Livros, música, cinema, política, comida boa. Isso tudo e mais um montão de tranqueiras dentro de um baú aberto.

domingo, 18 de outubro de 2015

Lusofonia

“O pai agarrou nele e levou-o ao quarto de uma empregada, a mais nova e a mais bonita da casa.
– Agora vais fazê-la, aqui, à minha frente.
A criadita estava assustada, claro, mas o estranho é que parecia que ela estava assustada com ele, e não com o pai: era o facto de Lenz ser um adolescente que assustava a criadita e não a violência com que o pai a disponibilizava ao filho, sem qualquer pudor, sem sequer ter o cuidado de sair. O pai queria ver.
 – Vais fazê-la à minha frente – repetia.
Estas palavras do pai marcaram Lenz durante anos. Vais fazê-la.”

Este é o primeiro trecho do livro Aprender a rezar na Era da Técnica, de Gonçalo M. Tavares. Encontrei-o numa livraria de Lisboa, procurando título de outro Tavares, o Miguel Sousa, e peguei-o por erro. Bastou ler este primeiro trecho para decidir comprá-lo.

Os portugueses são muito ciosos de seus escritores e tecem loas aos mais clássicos e famosos, como Camões, Eça de Queiroz, Fernando Pessoa e José Saramago. Há nas estantes de suas livrarias, entretanto, espaço para muitos outros escritores de língua lusófona, inclusive brasileiros, diferentemente das lojas daqui. Com isso, é possível encontrar nas livrarias da capital portuguesa obras de escritores de Angola, como Gonçalo.   

Escrito em três partes, Força, Doença e Morte, mostra o protagonista, Lenz Buchmann em dois momentos, primeiro como o médico mais competente da cidade e, depois, como um político poderoso e influente. Cada parte do livro é dividida em vários capítulos e cada capítulo, também, subdividido em outros. Isso torna a leitura ágil e dinâmica, sem tirar-lhe a intensidade.

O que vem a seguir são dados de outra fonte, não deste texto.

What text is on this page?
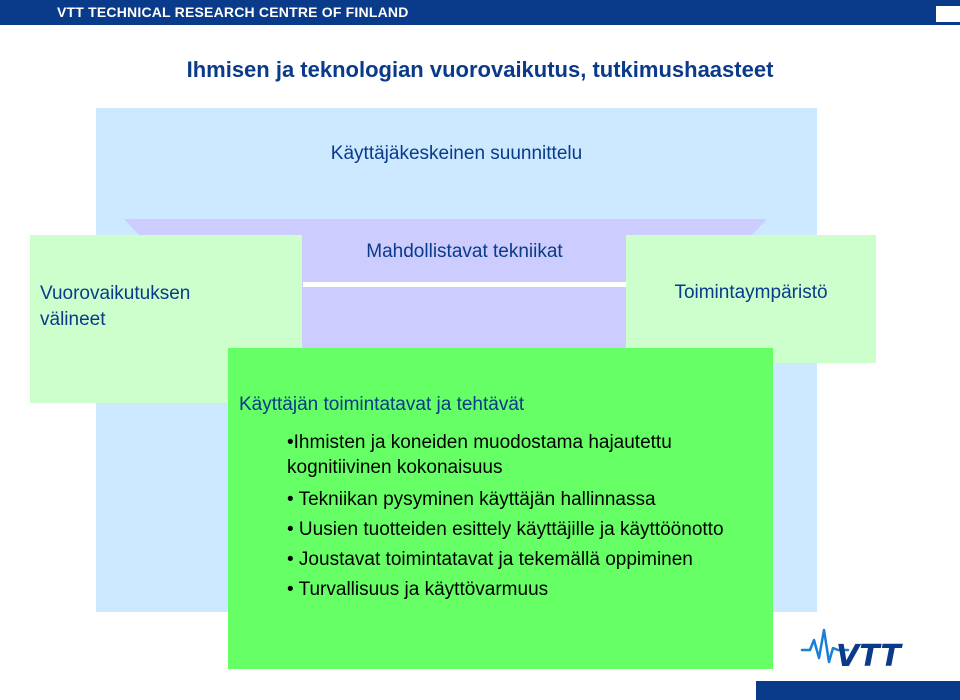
VTT TECHNICAL RESEARCH CENTRE OF FINLAND
Ihmisen ja teknologian vuorovaikutus, tutkimushaasteet
Käyttäjäkeskeinen suunnittelu
Mahdollistavat tekniikat
Vuorovaikutuksen
välineet
Toimintaympäristö
Käyttäjän toimintatavat ja tehtävät
•Ihmisten ja koneiden muodostama hajautettu kognitiivinen kokonaisuus
• Tekniikan pysyminen käyttäjän hallinnassa
• Uusien tuotteiden esittely käyttäjille ja käyttöönotto
• Joustavat toimintatavat ja tekemällä oppiminen
• Turvallisuus ja käyttövarmuus
VTT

Ao longo de toda a narrativa, ou seja, em qualquer das três partes e em qualquer dos dois momentos, o traço mais marcante do caráter do personagem manteve-se intacta: sua arrogância. Por isso, nem quando ele estava salvando vidas com sua perícia cirúrgica e nem quando estava enfraquecido, à beira da morte, o leitor é levado a ter qualquer sentimento de simpatia ou piedade por ele.

Não só no Brasil, a literatura feita em língua portuguesa mostra-se pungente. Nada como viajar para descobrir isso e, assim, abrir-se para uma viagem mais poderosa que é a leitura.